I’ve been both nervous and excited to watch the events in Egypt unfold over the past few weeks. After visiting some friends in Cairo in 2007, the nation remains a special place to me. Seeing some of those friends disappear from Facebook from a few days at the end of January gave me an ominous feeling that things wouldn’t turn out well. It seemed for a while that the long-held belief that Mubarak could never be dislodged was being tested to its limits, only to be reinforced with a bloody crackdown.
This victory doesn’t just change the regime in Egypt, it changes the mindset of the Egyptian people and beyond. After the Tunisian revolution, some people in Egypt started to imagine that it could happen there, but many others still didn’t.

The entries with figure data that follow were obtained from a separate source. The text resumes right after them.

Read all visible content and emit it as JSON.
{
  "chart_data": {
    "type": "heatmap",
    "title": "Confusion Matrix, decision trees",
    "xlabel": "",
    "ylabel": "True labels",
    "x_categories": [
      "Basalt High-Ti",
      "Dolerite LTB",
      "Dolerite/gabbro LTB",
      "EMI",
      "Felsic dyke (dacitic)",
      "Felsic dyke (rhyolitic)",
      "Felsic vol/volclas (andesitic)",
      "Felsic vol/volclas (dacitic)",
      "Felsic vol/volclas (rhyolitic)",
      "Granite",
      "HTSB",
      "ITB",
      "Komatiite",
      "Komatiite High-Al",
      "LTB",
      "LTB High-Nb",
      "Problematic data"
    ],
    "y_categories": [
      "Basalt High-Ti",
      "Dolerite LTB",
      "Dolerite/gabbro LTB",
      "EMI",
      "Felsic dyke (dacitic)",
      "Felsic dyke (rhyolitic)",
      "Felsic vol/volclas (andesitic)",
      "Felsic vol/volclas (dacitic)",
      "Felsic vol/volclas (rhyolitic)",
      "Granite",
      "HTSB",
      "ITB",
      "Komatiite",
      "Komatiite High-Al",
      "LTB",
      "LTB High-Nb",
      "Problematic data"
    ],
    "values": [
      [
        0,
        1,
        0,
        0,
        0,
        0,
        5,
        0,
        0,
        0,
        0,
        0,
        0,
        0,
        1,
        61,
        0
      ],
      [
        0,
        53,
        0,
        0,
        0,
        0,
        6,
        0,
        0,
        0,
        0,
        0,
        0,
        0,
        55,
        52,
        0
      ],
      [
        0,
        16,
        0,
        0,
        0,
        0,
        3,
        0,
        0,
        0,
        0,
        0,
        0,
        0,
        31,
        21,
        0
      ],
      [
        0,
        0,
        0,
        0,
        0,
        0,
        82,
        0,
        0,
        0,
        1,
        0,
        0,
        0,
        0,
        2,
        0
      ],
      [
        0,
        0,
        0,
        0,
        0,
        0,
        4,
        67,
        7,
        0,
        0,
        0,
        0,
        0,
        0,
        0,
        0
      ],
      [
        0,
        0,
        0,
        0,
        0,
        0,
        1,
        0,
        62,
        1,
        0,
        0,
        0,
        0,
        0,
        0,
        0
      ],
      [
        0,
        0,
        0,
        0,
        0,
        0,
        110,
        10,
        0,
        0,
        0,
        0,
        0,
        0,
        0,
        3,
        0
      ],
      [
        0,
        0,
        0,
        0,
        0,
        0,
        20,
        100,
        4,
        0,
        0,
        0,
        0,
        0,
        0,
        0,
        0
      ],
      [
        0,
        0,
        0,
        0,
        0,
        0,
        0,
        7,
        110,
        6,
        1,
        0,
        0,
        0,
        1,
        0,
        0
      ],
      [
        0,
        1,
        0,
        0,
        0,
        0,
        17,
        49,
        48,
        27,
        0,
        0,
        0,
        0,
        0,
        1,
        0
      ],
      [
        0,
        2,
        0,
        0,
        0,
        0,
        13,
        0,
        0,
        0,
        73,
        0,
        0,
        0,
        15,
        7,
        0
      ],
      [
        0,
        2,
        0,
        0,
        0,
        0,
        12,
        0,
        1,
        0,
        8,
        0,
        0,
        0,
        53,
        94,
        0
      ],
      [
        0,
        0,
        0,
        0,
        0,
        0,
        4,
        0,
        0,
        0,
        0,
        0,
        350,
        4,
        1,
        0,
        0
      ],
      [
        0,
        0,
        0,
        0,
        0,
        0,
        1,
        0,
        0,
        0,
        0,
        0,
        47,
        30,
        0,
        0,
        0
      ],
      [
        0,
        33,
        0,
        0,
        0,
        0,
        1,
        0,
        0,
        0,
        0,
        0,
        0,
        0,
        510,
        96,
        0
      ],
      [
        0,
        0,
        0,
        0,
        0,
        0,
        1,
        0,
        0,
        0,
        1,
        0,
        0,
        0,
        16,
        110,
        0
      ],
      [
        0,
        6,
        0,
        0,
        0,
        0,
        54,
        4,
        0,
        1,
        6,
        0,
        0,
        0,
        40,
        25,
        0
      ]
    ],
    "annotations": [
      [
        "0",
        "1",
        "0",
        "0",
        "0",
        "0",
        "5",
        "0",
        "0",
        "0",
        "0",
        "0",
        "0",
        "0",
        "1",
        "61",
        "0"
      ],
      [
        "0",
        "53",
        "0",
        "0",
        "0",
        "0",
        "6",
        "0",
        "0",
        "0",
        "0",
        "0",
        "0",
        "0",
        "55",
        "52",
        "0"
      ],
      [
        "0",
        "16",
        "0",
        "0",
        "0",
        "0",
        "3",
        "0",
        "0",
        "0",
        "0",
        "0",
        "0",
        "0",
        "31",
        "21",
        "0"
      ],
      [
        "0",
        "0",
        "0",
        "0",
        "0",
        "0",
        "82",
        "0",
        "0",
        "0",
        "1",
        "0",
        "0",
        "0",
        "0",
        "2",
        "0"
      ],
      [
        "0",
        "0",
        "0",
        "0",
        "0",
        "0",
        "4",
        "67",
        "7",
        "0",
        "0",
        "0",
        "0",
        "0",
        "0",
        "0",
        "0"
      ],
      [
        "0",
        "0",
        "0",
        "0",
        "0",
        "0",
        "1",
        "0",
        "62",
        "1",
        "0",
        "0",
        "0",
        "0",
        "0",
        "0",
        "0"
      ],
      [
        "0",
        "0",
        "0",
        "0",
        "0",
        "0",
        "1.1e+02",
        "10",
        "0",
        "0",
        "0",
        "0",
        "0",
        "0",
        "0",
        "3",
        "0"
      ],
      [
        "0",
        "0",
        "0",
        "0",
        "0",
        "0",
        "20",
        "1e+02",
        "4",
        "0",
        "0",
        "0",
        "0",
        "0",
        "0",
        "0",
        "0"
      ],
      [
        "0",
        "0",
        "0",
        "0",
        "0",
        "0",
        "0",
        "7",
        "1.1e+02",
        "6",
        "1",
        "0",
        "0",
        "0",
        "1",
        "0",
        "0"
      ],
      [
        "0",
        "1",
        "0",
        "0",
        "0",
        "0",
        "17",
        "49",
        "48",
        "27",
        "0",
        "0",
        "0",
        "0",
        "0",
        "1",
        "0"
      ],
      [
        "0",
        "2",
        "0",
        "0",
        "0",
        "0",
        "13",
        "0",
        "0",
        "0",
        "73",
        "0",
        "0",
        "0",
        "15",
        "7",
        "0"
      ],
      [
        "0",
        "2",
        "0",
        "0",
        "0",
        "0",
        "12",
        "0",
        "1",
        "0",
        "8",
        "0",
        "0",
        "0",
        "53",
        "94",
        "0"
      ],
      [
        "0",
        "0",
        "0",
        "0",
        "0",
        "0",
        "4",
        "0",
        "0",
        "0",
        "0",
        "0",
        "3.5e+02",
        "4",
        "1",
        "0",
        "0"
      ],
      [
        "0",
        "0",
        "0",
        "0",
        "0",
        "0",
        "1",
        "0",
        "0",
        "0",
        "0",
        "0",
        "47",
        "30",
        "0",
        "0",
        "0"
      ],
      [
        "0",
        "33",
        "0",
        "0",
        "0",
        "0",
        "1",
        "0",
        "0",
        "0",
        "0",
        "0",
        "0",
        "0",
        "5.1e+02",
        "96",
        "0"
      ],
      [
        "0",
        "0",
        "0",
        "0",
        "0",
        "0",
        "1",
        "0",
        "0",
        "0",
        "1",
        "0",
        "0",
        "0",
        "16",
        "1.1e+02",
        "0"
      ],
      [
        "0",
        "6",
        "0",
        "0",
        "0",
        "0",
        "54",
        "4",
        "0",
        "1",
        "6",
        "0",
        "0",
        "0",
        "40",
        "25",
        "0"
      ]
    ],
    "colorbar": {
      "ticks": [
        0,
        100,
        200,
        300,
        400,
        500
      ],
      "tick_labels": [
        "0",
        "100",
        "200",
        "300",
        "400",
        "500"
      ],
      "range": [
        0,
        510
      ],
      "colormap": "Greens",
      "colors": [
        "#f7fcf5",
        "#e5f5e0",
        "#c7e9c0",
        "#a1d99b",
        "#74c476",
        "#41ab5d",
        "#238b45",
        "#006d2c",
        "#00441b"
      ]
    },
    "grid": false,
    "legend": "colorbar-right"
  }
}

In fact, the friend I stayed with in Cairo was traveling through Europe for work when the protests started and wasn’t expecting much of anything to come of them. A week later, he was trying to get back into the country to join the chorus of Egyptians who’d despised Mubarak for years but felt powerless to do anything about it. Today Egyptians feel a greater sense of having the power to bring about change on their own. And other long-repressed peoples are starting to believe that they can too.
Eight years ago, as we were preparing to enter Iraq, many supporters of the invasion believed that toppling Saddam Hussein’s regime would be the domino that inspires others to rise up against their own oppressors, but it never happened. Instead, Iraq descended into bloody civil war and authoritarian countries like Iran were able to tighten their grip. It was never well-understood that in order for totalitarianism to give way to democracy, the people of that country have to fight that battle themselves. We can’t make that transition for them. The Egyptian people didn’t – and still don’t – need our help to build a nation with greater freedom and democratic values. They just risked their lives for it. They know what they want – and if left alone, they’ll build it. And that’s more likely to be the impetus that brings greater freedom and democracy to that entire region.